Embora possam manifestar-se em crianças mais velhas, os terrores noturnos são mais frequentes na primeira infância, entre os 18 meses e os cinco anos, não estando descrita nenhuma diferença de género. A origem desta parassonia pode ser genética, de acordo com Mariana Simões de Almeida, “sendo que há muitos casos de pais, que tiveram terrores noturnos, com filhos que repetem o padrão”. Mas também há muitos casos que surgem por fatores emocionais, “como uma mudança de casa ou um divórcio”. Em qualquer um dos casos, os terrores noturnos tendem a ser transitórios. “Da mesma forma que aparecem e podem acontecer semanalmente, desaparecem de um dia para o outro.”
A hora da melatonina
O ditado é bastante conhecido: “Deitar cedo e cedo erguer, dá saúde e faz crescer”. E se esta dinâmica parece ser verdadeira para uma boa higiene do sono da população em geral, é ainda mais eficiente para quem sofra de alguma parassonia.
Teresa Temudo frisa que “períodos de febre, stresse e alterações do ritmo de sono são fatores que desencadeiam as crises” e é por isso que, na opinião da neuropediatra, é fundamental promover rotinas de sono adequadas em crianças com parassonias.
Mariana Simões de Almeida partilha desta opinião e explica que, quimicamente, o cérebro começa a regular-se para dormir pelas 19 horas. “É a partir dessa hora que começamos a produzir melatonina. As crianças devem ir para a cama pelas 20.30 horas para que não entrem num ciclo de cansaço extremo que potencia os distúrbios do sono.”

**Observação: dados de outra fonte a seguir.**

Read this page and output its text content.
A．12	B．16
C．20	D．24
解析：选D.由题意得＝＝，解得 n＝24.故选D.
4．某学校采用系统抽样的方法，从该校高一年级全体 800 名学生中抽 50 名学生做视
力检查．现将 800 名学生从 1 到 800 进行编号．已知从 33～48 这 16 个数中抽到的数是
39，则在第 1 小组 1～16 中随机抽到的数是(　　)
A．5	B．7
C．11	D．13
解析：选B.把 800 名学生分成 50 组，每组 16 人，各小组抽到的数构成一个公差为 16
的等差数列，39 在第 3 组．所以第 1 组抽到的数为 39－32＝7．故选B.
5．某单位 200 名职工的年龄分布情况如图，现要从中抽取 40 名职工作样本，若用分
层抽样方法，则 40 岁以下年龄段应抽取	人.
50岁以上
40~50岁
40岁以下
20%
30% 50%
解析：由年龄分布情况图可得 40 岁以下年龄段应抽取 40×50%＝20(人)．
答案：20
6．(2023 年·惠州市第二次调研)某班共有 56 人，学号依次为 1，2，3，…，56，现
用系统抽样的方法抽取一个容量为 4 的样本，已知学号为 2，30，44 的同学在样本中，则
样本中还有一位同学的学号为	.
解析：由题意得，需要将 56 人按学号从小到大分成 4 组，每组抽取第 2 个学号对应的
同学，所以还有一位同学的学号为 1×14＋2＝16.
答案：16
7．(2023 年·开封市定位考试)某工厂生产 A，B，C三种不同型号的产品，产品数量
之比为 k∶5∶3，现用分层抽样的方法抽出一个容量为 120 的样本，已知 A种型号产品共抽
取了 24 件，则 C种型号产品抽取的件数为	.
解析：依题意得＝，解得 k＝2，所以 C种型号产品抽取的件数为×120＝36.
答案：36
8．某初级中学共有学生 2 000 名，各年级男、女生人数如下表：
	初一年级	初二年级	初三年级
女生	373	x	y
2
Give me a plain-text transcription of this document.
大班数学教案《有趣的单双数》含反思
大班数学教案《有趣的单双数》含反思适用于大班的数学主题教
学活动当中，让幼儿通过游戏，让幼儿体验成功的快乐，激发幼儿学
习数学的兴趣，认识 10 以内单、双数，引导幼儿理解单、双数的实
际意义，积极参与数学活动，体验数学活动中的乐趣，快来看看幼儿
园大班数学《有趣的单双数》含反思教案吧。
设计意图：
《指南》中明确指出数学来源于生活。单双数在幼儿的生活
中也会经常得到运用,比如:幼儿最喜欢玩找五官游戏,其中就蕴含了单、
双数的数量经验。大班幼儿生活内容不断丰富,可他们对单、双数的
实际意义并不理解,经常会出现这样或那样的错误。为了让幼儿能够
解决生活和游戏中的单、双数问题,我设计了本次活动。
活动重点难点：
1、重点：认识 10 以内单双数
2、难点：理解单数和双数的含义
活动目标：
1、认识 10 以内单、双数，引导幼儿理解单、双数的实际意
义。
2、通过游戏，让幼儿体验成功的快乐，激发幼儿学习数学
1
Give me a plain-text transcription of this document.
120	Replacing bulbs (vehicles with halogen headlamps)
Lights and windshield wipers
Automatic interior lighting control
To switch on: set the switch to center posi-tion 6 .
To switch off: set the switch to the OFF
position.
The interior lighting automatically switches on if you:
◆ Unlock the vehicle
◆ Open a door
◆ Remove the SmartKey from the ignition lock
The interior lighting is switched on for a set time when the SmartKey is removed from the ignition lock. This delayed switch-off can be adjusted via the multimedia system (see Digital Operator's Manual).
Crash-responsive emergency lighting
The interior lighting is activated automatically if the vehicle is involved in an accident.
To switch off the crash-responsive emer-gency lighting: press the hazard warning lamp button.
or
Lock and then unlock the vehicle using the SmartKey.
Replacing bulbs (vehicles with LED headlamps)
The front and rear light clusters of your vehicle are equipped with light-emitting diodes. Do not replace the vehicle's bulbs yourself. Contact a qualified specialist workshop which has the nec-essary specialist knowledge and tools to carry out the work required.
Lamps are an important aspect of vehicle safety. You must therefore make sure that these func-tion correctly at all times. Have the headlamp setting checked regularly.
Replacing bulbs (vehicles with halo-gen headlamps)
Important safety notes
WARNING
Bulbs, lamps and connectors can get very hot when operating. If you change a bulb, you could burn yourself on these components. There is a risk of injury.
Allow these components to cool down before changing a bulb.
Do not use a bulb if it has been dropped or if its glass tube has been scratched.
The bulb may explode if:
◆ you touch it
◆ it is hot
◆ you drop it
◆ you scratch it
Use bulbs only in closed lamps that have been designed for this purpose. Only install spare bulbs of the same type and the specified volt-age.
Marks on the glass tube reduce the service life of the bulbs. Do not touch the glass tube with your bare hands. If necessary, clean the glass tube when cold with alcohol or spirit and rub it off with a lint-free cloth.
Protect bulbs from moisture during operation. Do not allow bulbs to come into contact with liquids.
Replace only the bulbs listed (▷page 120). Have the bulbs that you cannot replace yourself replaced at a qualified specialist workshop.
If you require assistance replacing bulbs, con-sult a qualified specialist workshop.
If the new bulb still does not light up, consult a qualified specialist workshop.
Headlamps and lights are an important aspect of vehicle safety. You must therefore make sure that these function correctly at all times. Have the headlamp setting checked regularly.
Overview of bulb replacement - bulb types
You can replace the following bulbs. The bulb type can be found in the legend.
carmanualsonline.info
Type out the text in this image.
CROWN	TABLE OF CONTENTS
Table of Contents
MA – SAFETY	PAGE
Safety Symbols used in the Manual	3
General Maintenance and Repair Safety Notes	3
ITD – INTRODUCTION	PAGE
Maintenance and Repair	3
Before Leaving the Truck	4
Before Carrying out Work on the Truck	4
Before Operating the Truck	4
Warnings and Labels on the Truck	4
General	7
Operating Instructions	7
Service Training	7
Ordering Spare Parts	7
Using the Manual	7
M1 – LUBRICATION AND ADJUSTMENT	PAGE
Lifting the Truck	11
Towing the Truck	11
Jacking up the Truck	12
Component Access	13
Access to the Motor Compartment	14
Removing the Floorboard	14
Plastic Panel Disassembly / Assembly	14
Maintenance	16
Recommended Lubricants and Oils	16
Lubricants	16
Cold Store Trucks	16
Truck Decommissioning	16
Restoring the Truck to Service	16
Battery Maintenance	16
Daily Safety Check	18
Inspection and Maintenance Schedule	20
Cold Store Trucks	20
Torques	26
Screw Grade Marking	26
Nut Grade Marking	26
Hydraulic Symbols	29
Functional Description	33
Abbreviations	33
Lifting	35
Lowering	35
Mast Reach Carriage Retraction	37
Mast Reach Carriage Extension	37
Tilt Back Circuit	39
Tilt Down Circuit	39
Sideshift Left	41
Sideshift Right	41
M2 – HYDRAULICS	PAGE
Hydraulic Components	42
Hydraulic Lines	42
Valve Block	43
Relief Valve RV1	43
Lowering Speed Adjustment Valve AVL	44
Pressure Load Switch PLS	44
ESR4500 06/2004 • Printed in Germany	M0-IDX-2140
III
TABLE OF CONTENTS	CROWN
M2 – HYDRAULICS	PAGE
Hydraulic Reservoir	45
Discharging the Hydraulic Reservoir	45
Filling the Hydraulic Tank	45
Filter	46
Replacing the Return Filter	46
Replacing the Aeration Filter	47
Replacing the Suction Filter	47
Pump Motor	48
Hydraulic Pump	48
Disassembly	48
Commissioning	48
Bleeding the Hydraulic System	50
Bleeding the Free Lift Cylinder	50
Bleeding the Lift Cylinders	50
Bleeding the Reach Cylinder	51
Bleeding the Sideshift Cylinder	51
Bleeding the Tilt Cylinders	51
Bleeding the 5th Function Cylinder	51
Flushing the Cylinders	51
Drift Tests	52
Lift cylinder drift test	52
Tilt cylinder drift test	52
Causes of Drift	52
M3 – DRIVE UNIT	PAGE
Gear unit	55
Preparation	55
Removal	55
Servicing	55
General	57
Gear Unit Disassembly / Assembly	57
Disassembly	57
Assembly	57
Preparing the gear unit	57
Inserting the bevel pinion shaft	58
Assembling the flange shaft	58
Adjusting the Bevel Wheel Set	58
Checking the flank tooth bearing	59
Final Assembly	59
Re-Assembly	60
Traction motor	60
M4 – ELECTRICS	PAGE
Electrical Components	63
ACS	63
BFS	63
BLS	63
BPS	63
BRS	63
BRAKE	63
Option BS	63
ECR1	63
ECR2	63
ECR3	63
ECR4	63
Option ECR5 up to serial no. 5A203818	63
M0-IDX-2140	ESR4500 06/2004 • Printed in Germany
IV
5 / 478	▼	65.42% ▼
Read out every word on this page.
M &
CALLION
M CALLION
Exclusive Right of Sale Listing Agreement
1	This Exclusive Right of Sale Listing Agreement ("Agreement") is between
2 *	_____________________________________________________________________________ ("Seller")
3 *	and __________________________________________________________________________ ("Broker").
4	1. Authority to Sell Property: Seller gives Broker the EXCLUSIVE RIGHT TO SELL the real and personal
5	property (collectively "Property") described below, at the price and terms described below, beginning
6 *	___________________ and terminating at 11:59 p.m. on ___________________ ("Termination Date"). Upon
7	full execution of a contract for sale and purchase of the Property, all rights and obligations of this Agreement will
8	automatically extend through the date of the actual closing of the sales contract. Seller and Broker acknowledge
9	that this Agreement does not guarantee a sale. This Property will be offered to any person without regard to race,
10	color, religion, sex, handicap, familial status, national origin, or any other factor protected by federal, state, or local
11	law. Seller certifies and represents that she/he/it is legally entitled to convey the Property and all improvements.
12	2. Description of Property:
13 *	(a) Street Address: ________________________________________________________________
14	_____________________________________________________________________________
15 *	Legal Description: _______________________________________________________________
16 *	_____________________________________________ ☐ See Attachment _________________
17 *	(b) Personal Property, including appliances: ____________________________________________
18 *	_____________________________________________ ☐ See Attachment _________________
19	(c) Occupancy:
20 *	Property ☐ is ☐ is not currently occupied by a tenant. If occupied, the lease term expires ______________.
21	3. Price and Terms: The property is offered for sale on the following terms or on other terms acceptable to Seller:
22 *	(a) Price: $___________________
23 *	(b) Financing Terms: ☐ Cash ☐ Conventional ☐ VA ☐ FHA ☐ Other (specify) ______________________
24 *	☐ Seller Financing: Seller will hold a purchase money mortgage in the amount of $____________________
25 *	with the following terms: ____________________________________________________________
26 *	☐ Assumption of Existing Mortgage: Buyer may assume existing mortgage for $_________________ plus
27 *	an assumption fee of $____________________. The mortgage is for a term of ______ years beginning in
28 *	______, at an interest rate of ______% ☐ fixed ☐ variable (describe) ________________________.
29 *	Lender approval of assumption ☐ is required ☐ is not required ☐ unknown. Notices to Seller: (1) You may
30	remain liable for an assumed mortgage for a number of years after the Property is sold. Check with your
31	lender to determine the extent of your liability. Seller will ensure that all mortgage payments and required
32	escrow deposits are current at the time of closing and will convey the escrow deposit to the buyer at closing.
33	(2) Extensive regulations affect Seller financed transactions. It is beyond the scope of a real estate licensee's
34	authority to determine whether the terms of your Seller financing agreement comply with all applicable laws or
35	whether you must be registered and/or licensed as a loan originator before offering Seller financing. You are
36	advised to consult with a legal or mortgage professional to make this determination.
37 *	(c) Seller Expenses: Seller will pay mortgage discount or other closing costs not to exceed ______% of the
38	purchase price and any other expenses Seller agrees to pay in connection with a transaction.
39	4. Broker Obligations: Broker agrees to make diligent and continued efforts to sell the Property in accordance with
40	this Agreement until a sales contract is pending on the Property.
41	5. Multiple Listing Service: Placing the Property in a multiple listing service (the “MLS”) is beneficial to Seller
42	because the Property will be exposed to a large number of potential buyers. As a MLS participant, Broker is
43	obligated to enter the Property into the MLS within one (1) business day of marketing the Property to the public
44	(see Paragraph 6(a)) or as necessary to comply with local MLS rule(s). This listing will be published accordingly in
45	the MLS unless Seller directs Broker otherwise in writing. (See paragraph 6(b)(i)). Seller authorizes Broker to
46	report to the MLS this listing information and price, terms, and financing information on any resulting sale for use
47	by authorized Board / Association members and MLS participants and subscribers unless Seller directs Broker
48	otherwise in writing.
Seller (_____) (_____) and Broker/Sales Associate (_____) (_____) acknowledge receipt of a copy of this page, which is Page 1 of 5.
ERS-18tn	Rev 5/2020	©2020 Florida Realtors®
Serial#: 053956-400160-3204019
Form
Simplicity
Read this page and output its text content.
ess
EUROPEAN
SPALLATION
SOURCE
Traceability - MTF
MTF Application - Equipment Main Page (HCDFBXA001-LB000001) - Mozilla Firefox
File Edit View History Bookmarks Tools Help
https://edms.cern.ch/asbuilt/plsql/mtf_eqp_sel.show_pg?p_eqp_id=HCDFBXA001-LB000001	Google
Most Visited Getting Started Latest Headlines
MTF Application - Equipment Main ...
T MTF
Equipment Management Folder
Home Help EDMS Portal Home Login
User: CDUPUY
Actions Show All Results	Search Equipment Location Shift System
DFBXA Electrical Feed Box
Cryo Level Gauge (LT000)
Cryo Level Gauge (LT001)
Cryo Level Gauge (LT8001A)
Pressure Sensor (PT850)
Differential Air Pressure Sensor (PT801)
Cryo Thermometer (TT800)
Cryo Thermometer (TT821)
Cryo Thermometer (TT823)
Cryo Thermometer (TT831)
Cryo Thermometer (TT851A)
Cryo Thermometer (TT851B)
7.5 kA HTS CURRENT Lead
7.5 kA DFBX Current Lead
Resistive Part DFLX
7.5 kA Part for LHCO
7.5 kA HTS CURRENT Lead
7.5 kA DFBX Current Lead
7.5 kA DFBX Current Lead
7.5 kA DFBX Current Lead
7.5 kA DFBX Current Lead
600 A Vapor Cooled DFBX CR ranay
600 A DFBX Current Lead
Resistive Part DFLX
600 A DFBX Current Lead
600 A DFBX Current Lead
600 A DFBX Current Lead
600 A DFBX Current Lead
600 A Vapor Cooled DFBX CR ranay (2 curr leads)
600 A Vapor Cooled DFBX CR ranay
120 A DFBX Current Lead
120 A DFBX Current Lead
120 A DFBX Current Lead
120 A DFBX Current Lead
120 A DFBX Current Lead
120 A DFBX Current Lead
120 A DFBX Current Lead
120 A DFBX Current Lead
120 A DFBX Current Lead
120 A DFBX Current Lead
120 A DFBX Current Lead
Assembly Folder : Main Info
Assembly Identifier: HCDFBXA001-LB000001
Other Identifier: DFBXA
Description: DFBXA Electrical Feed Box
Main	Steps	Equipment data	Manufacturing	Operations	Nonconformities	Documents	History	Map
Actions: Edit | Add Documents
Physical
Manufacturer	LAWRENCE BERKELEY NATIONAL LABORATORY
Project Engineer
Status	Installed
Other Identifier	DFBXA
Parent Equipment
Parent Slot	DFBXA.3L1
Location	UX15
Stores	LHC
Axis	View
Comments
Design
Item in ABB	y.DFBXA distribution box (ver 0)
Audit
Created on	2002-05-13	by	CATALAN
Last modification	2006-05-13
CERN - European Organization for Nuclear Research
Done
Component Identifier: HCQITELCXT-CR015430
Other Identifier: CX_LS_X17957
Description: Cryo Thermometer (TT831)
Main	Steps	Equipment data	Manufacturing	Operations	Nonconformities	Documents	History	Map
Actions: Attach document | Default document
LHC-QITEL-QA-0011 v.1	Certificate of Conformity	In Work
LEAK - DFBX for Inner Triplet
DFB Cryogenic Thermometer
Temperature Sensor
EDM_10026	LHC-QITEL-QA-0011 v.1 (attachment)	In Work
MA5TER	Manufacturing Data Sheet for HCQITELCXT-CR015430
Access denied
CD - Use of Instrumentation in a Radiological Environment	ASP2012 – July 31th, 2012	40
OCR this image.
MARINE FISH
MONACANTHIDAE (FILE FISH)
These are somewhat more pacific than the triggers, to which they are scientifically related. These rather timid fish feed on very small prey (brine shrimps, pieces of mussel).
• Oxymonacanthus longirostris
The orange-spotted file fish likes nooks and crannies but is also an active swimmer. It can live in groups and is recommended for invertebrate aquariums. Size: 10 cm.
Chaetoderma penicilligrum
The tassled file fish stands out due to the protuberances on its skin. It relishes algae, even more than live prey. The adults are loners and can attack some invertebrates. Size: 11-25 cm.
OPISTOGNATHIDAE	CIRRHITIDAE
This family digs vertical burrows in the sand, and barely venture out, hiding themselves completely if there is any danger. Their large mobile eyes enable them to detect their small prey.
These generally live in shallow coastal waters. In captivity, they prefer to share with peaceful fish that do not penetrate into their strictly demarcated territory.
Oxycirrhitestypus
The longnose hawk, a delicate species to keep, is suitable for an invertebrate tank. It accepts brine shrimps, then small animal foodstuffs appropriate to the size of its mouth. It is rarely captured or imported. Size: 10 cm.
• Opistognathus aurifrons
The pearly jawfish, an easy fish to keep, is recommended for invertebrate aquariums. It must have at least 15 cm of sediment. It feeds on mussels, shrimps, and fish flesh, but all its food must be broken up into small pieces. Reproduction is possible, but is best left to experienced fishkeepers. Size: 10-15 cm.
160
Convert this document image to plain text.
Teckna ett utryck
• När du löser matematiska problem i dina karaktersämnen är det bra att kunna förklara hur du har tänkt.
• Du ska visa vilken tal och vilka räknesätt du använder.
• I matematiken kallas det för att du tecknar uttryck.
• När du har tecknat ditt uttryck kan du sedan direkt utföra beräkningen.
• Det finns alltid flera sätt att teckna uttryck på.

“O grande problema do adormecer tardio é a confusão hormonal gerada. De um lado temos a melatonina que diz ao nosso corpo ‘relaxa’. Do outro, se a determinada altura a criança estiver tão cansada que é obrigada a produzir cortisol para se manter acordada, o corpo vai receber a mensagem ‘desperta’. Este choque hormonal é muito pouco interessante e daí a importância de deitar em crianças, em particular as que têm parassonias, à hora certa”, defende Mariana Simões de Almeida. A especialista adverte ainda para a não utilização de ecrãs depois da hora de jantar, uma vez que “são altamente estimulantes” e também podem confundir o cérebro na hora de dormir.